Primary LanguageJava

Coding Exercise

(2-3 hrs max)

Deliverables

  1. Download a file from:http://www.gutenberg.org/files/2701/2701-0.txt

  2. Test drive cracking the file open, parse it and get a list of the top 50 words

  3. Exclude a set of common words (case insensitive) (the,of,to,and,a,in,is,it,you,that,he,was,for,on,are,with,as,I,his,they,be,at,one,have,this,from,or,had,by,not,word,but,what,some,we,can,out,other,were,all,there,when,up,use,your,how,said,an,each,she) Use Collections API in .NET or JAVA or any other language of your choice.

  4. Deploy and run this on one of cloud platforms - AWS/Azure/GCP

  5. Check the code into GitHub and Share the link

Implementation Notes

1-3

This implementation satisfies the deliverables by reading the entire novel into memory. The WordFrequencyStreamReader constructor is the biggest expense. The WordFrequencyStreamReader getter does very little and at is core is just a formatter. This makes sense in a scenario where we ask more than once for the top results and/or on an ongoing basis. Depnding on real usage patterns different decisions would be made.

One possible alternative data structure for the basic deliverables is a sorted HashMap like TreeMap with a composite string key that included the count (ex: "the,22").
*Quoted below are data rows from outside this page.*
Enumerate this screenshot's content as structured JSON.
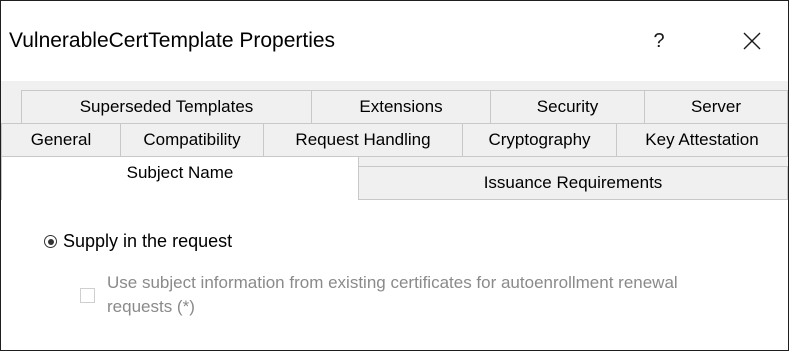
{
  "window": {
    "title": "VulnerableCertTemplate Properties",
    "help_label": "?"
  },
  "tabs": {
    "row1": [
      {
        "label": "Superseded Templates"
      },
      {
        "label": "Extensions"
      },
      {
        "label": "Security"
      },
      {
        "label": "Server"
      }
    ],
    "row2": [
      {
        "label": "General"
      },
      {
        "label": "Compatibility"
      },
      {
        "label": "Request Handling"
      },
      {
        "label": "Cryptography"
      },
      {
        "label": "Key Attestation"
      }
    ],
    "row3": [
      {
        "label": "Subject Name",
        "selected": true
      },
      {
        "label": "Issuance Requirements"
      }
    ]
  },
  "subject_name": {
    "supply_option": {
      "label": "Supply in the request",
      "checked": true
    },
    "autoenroll_option": {
      "label": "Use subject information from existing certificates for autoenrollment renewal requests (*)",
      "checked": false,
      "enabled": false
    }
  },
  "icons": {
    "close": "close-icon",
    "help": "help-icon"
  }
}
This would be dependent on the implicit behavior of "natural order" or some type of override of the tree's algo Following that a Stream operator or two would be needed to get "top 50" - perhaps limit

Due to the nature of ISG data platform, this implementation also plays with the idea of having the need to limit memory consumption & maps out how these alternatives would be composed. Adding chunks of data (from any or multiple sources) becomes very sustainable after the constructor initialization.

4

I used a template project & just added my finished code to that repo : https://github.com/kPOWz/jddp_lit_aws#4---awsinfrastructure-notes

Results

In my opinion the best top 50 word from Moby Dick has to be "ye"

Full results (not sure what it does with ties & should add str.isBlank check...):

"[long, man, him,, seemed, her, after, two, them, who, would, than, though, has, still, it,, ye, must, yet, very, old, no, these, been, about, now, its, then, over, most, will, do, upon, their, those, great, my, down, any, me, into, so, , whale, which, if, him, more, only, such, like]"

Running the Moby Dick Top 50 Words App

Prereq: Java 11

  1. open in IDE of choice
  2. run "main" method
  3. check out the tests as well!